Einkommenstransfers der reichen Länder in den Globalen Süden erwiesen sich dagegen aus Sicht des Klimaschutzes als kontraproduktiv, da ab einer bestimmten Einkommensgrenze der Fleischkonsum erfahrungsgemäß deutlich steigt. »Internationale Transfers könnten dennoch wünschenswert sein aus Gründen der globalen und sozialen Gerechtigkeit«, räumt Mitautor David Chen ein. »Ein Wandel der Vorlieben kann durch mehr Erziehung zu Nachhaltigkeit bewirkt werden oder, indem strukturelle Faktoren geändert werden, etwa durch weniger Werbung, Förderungen oder Lobbyismus, für umweltschädliche Produkte.«

In einer pflanzenreicheren Kost sieht er zugleich eine Chance, um Lieferengpässe, wie aktuell durch den Ukraine-Krieg, zu vermindern, denn das meiste Getreide diene als Futtermittel. Diese Sicht teilt auch der Politökonom Lukas Fesenfeld, der an der Eidgenössischen Technischen Hochschule (ETH) Zürich und der Universität Bern zur politischen Machbarkeit einer Transformation in Klima- und Ernährungspolitik forscht. In der PIK-Studie sieht er »einen sehr wichtigen Beitrag dafür, abzuschätzen, wie potenzielle Zielkonflikte bei der Erreichung der Nachhaltigkeitsziele im Ernährungssektor abgemildert werden können.« Die Studie unterstreiche einmal mehr die zentrale Rolle einer umfassenden Transformation des Ernährungssystems, um eine gesunde Ernährung, faire wirtschaftliche Entwicklung und die Klimaziele zu erreichen.

Gemeinsam mit 19 weiteren Wissenschaftler*innen vom PIK, dem Thünen-Institut und anderen deutschen Forschungseinrichtungen verfasste Fesenfeld bereits Ende März einen Offenen Brief zu der drohenden Lebensmittelkrise im Nahen Osten und Teilen Afrikas aufgrund des Ukraine-Krieges mit klaren Handlungsanweisungen.

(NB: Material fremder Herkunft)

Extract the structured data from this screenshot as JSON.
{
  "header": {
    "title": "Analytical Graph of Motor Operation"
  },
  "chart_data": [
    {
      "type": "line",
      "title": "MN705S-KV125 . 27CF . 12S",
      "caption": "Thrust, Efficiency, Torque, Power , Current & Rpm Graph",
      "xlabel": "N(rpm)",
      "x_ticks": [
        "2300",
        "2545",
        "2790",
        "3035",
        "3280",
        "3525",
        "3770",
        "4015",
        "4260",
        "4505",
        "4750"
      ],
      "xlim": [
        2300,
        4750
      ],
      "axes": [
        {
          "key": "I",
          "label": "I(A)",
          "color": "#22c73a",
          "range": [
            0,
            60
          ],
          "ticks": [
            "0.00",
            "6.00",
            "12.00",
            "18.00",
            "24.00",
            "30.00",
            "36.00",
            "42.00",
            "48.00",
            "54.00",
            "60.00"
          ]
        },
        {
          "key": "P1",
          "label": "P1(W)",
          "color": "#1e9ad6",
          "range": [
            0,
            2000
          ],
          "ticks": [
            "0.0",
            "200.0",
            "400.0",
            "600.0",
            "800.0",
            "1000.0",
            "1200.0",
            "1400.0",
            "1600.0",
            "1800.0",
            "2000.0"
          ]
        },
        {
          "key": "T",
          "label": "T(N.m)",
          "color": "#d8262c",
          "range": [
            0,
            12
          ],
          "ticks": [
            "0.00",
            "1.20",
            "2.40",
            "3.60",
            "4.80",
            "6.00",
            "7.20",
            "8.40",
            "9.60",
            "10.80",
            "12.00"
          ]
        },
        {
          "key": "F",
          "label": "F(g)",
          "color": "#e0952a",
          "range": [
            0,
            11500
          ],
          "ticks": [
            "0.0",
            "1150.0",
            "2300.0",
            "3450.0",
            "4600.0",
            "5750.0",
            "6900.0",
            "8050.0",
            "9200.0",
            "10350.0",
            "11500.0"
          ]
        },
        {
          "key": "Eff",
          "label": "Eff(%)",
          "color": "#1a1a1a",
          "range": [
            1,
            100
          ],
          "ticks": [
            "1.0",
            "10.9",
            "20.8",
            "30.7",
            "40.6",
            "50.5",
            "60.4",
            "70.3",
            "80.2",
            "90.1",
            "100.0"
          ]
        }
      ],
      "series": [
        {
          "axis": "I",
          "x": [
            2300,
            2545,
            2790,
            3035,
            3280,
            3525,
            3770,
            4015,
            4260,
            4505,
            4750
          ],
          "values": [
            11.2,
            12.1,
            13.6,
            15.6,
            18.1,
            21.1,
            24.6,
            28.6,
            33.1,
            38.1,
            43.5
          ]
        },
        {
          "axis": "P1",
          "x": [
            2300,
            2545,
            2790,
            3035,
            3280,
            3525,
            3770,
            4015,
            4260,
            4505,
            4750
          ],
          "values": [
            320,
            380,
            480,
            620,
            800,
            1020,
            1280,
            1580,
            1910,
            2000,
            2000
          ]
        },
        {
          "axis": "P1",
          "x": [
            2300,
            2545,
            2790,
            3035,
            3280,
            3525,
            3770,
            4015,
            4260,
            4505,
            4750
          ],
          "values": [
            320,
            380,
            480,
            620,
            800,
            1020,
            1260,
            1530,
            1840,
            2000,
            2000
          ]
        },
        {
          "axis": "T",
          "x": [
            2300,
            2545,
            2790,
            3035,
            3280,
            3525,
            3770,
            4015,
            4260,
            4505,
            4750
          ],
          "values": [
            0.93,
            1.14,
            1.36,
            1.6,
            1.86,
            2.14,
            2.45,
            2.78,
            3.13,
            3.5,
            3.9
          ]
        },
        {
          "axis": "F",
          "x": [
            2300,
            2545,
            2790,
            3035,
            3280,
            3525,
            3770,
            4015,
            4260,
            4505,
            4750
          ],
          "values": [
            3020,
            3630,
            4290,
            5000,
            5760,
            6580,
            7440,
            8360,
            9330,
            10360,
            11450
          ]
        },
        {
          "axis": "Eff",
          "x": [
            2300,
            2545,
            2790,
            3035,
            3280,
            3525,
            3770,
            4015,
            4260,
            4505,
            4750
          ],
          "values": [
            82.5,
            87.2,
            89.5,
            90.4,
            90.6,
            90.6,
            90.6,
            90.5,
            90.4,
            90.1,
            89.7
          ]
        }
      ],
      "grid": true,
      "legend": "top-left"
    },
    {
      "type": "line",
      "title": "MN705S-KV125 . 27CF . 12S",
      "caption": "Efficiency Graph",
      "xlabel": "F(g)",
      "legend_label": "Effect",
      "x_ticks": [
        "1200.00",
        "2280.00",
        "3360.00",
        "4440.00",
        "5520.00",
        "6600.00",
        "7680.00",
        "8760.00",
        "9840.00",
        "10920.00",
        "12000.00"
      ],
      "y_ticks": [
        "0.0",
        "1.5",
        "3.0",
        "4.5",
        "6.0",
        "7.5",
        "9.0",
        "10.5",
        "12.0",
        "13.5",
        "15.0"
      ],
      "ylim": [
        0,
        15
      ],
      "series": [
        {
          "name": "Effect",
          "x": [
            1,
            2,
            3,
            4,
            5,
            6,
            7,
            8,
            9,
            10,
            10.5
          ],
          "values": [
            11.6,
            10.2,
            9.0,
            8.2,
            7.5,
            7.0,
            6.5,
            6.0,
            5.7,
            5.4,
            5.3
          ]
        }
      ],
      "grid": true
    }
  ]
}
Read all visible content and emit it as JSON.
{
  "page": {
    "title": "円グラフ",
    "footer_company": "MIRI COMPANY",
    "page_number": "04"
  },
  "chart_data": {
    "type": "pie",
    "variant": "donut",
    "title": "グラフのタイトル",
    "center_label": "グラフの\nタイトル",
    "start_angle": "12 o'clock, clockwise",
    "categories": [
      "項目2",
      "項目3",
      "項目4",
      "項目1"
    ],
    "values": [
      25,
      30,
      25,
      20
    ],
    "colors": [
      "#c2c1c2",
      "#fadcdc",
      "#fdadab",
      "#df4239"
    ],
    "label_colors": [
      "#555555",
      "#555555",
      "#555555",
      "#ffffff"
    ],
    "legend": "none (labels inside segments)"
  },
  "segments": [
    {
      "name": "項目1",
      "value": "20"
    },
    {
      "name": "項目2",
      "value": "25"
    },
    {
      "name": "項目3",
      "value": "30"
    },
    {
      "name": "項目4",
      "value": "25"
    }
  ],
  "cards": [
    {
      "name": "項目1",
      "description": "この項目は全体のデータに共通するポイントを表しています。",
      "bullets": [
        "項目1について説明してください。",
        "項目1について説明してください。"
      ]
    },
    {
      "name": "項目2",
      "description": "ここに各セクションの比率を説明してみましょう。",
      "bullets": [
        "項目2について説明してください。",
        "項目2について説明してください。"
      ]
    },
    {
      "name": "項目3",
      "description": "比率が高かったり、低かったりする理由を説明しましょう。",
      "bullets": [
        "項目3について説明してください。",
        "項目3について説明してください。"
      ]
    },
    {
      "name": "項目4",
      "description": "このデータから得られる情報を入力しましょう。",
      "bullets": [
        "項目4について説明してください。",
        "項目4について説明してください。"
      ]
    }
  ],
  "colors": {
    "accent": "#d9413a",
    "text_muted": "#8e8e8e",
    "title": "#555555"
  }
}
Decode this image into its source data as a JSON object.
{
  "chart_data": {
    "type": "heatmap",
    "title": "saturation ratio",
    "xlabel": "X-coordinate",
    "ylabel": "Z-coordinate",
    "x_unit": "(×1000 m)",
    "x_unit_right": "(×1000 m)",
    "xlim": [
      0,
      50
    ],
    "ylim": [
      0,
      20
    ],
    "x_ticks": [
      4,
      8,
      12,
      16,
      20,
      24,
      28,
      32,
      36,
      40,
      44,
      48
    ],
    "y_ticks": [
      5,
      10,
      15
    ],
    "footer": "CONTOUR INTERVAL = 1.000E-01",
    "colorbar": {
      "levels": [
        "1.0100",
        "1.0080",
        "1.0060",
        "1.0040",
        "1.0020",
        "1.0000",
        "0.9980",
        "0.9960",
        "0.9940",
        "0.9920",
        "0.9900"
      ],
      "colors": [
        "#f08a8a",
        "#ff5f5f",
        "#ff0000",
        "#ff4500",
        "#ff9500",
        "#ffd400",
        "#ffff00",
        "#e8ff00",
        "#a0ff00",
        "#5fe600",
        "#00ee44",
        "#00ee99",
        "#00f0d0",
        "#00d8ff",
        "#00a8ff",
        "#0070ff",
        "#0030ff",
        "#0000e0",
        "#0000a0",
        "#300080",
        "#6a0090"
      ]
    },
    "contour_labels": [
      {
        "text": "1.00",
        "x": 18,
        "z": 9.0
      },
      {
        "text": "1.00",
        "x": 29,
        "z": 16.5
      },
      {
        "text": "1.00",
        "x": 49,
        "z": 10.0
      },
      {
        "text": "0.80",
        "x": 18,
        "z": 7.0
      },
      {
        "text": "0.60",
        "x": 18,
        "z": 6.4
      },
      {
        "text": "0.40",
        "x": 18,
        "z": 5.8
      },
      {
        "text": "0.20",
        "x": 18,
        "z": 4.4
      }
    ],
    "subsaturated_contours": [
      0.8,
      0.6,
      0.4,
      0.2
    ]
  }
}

Mittels einer Reduktion des hiesigen Fleischkonsums, der Menge an Nahrungsmittelabfällen und der Produktion von Agrosprit ließe sich diese abwenden. Dabei nehmen sie Bezug auf einen weiteren Aufruf von über 660 internationalen Wissenschaftler*innen: Diese schätzen auf Basis von Daten der Welternährungsorganisation FAO, dass sich der Kollaps der ukrainischen Getreide- und Ölsaatenexporte ausgleichen ließe, indem die europäischen Futtermittel um ein Drittel gekürzt würden.

»Die Herausforderungen werden durch den Krieg kurzfristig deutlicher sichtbar, aber sie bestehen grundsätzlich, ganz unabhängig davon«, so Fesenfeld. »Man muss Landwirtschafts- und Ernährungspolitik strategisch zusammen denken. Die Landwirte können eine Transition nicht alleine schultern.« Wertvolle Instrumente könnten dabei Umbauprämien sein oder mittelfristig eine Abgabe für Stickstoffüberflüsse. Ärmere Menschen könnten über eine Art Klimadividende entlastet werden, der Konsum pflanzlicher und tierischer Lebensmittel über die Mehrwertsteuer gelenkt werden.

Der Postwachstumstheoretiker Niko Paech betont die zentrale Bedeutung sozialer Innovationen für eine Agrarwende, die zum Klimaschutz beiträgt und uns vor Krisen schützt. Die Konsument*innen sollten am Produktionsprozess beteiligt werden, etwa durch gemeinschaftsgetragene Wirtschaftsformen wie Urban Gardens oder Solidarische Landwirtschaft. »Etwa 50 Prozent der in Europa erzeugten Nahrungsmittel werden zu Abfall. Mehr Achtsamkeit lässt sich nur bei jenen erzielen, die ein direktes Verhältnis zur Erzeugung oder wenigstens zum Erzeuger von Nahrungsmitteln aufbauen«, so Paech.